Always in the Habit of Putting Out Fires? Why it’s not a good sign…

Whether you own your own business or are an employee working under someone or a lot of people, this post is useful. Why?  Because it’s about your vision, conviction and working with life so that you can relax and enjoy more.
We all know that emergencies happen and sometimes shit just hits the fan at some random and unopportune time.  Life is like that.  But the question here is whether or not you’re always putting out fires or if that’s what you spend most of your time on.  If you aren’t doing this then awesome! Hopefully this post will still be helpful. If you’re one of the many who can relate to this then I might be able to help.
Fires are generally the result of poor planning or an emotionally reactive workplace. Sometimes it’s both. Do keep in mind that what I discuss here is applicable to all businesses and industries. I’ve worked in the heart of the corporate world and in an inpatient psychiatric unit with adolescents, the situation is the same. Sound weird? Sure it does but soon you’ll see why this makes sense.  Let’s first cover the poor planning realm.

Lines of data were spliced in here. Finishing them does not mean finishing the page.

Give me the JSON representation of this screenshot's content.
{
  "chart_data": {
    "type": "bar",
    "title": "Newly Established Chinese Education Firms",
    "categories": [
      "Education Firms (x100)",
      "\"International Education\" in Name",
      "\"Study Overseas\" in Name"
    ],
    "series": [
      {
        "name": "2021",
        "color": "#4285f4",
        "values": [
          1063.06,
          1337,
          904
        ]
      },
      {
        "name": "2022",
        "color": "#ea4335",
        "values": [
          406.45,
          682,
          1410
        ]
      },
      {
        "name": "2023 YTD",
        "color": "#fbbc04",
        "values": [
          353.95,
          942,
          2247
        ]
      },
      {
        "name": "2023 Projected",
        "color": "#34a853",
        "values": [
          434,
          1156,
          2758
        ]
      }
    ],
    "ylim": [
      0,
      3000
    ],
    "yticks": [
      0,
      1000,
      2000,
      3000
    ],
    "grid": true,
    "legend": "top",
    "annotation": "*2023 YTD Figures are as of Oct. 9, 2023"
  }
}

Planning, You Just Have To Do It.  Your bosses may be great or they may suck, but their ability to plan makes a massive difference in the everyday stress level.  If you’re a business owner or boss, then this applies to you too.  Planning doesn’t come naturally to everyone and knowing this about someone else or yourself is important. Planning takes strategy, systems thinking, focus, thoughtfulness, openness honesty, reflection and the ability to see relationships between things.  It’s like playing chess really. There’s a goal, you create a plan but you shift the plan and adapt as needed.  Within a business, you also need to plan how your employees will work or what is generally called workflows or business processes.  If this planning and thinking through and preparing for workflows then you’ll put out fires all day, everyday and have some pretty unhappy employees. So this is the first thing.
Workplace Intensity and Emotional Reactivity
You or your boss might be amazing planners but if fires are still frequent or daily then something else is going on. Who knows, you might not even have that many fires but you might find that you or your boss is frequently angry and possibly yelling.  Either way, emotional reactivity is likely the culprit. We won’t go into the sources of the reactivity, as there are many that always have a unique history with the person, but we will talk about how it can look.
Fires driven by reactivity generally derive from a fear of how one will be perceived.  And each of us has our own hangups on this one.  From the outside our reactivity can seem ridiculous, and it probably is if we can muster a sense of humor about ourselves. Regardless, others can suffer as a result.  Reactivity is about us.  It’s a rather self-centered thing.  And this reactivity permeates the workplace and puts people on edge. Leaders, ideally, need to be able to remain emotionally and mentally focused amidst reactivity but when one loses that focus, fires begin to pile up.  There may be a great plan in place but it gets ignored frequently, or sacrificed, for the emotional.  For this to be dealt with there needs to be a combination of strengthening the influence of those who are planners but less reactive, in addition to working with the individuals who are more reactive.
How Does this Change?
In the first scenario with person who plans efforts can be made to improve but they may need to put some things on pause in order to work on developing the necessary skill set. This can be done with an individual’s own effort or by working with a consultant such as myself. If your boss is the poor planner then work on planning within your own job responsibilities. It’ll only make you more valuable at your next gig and you can, possibly ( because you can’t control others), have an impact on the work environment. Reactivity, however, is a bit more challenging.
Reducing reactivity requires that we take a deeper look at ourselves and an outside party, like a consultant, is really needed. A reactive environment is likely one that’s stuck. How stuck it is depends upon how intense the reactivity is. The amount of change that can happen and how quickly this can take place depends upon the level of motivation of the most reactive individual to change and the amount of cohesion between those who are less reactive. If you’re a reactive boss, which is fundamentally okay and doesn’t make you a bad person in any way, you’ll need to do a good amount of personal exploration.  Changing reactivity can take longer but there are intermediate steps that can be taken to help things along. One of these is taking ownership, after becoming aware of, one’s own reactive tendencies.